A pocos metros, David Reyes, vendedor informal, comparte su experiencia. "Llegamos desde el viernes en la noche y ya hoy es martes. Llevamos aproximadamente cinco o seis noches aquí", cuenta visiblemente cansado. Cuando recibió la alerta de creciente, pensó que sería algo normal: "Lamentablemente, no fue así: el agua se nos vino encima y quedamos completamente inundados".
La prioridad: salvar vidas, perder todo lo demás
Reyes describe el momento crítico: "En ese momento uno no tiene oportunidad de coger nada. Lo primero que piensa es en la familia, en los niños. Salimos prácticamente con lo único que teníamos puesto". Hoy, su familia quedó sin pertenencias, y la incertidumbre se agrava por los riesgos de seguridad: "Por seguridad, las autoridades no nos permiten regresar a las casas a ver qué quedó. No sabemos nada de nuestras viviendas".
La situación de seguridad en Montería se ha vuelto preocupante, con reportes de "dueños de lo ajeno" intentando aprovechar la crisis, aunque las autoridades han intervenido para contener estas acciones.
Los más pequeños: vivir el momento sin entender
Mientras los adultos cargan con la angustia de la pérdida y la incertidumbre, los niños no comprenden plenamente lo que sucede. Para ellos, el albergue es simplemente el lugar donde están ahora, viviendo el momento sin la carga emocional que agobia a sus padres. Esta inocencia contrasta con la crudeza de la realidad que los rodea.
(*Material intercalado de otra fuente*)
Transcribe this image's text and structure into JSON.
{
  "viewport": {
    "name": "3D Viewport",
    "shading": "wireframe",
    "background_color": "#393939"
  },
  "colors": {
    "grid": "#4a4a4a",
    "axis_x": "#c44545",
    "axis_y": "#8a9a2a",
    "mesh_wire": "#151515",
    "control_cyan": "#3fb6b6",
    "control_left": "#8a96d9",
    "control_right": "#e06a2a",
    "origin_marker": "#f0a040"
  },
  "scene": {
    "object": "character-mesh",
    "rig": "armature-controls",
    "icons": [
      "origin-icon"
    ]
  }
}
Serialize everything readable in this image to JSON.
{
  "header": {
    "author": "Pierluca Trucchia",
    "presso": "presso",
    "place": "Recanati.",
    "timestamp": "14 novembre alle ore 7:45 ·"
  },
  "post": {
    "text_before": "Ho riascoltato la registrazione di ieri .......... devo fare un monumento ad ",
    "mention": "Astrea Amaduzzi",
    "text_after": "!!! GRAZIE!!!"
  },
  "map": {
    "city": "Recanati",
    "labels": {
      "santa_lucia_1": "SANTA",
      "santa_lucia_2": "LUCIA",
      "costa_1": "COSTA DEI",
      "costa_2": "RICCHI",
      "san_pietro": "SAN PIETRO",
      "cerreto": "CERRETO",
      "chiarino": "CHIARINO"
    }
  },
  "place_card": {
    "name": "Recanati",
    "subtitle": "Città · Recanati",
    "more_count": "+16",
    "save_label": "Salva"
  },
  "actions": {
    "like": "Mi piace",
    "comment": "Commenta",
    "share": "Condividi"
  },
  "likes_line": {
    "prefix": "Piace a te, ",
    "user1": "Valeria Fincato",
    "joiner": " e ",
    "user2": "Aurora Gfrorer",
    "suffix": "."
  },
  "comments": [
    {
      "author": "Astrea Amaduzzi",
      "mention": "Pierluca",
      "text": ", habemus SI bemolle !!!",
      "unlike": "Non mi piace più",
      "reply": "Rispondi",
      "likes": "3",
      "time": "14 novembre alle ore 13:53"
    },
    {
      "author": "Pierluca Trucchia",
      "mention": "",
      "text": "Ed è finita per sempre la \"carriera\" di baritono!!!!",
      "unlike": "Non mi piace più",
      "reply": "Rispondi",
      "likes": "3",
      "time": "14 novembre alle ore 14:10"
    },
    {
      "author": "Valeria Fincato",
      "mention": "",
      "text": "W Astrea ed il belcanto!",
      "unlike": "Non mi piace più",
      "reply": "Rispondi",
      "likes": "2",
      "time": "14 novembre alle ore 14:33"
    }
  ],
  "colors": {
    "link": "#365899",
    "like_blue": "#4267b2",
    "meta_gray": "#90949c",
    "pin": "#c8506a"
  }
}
Montería intenta reponerse
Mientras los albergues continúan llenándose de familias damnificadas, la ciudad de Montería intenta reponerse económicamente de un golpe que ha afectado profundamente su infraestructura y tejido social. Las autoridades, por su parte, buscan soluciones a una crisis sin precedentes en la región, coordinando ayudas y evaluando daños mientras enfrentan críticas por la gestión de la emergencia.
Las historias de Yailin, David y miles más son conmovedoras pero no carentes de esperanza. A pesar de haberlo perdido todo en cuestión de minutos, mantienen la fe en poder regresar a sus hogares y recuperar, al menos en parte, lo que las aguas les arrebataron. En los albergues de Montería, cada noche es una batalla contra el cansancio, la incomodidad y la incertidumbre, pero también un testimonio de resiliencia humana en medio de la tragedia.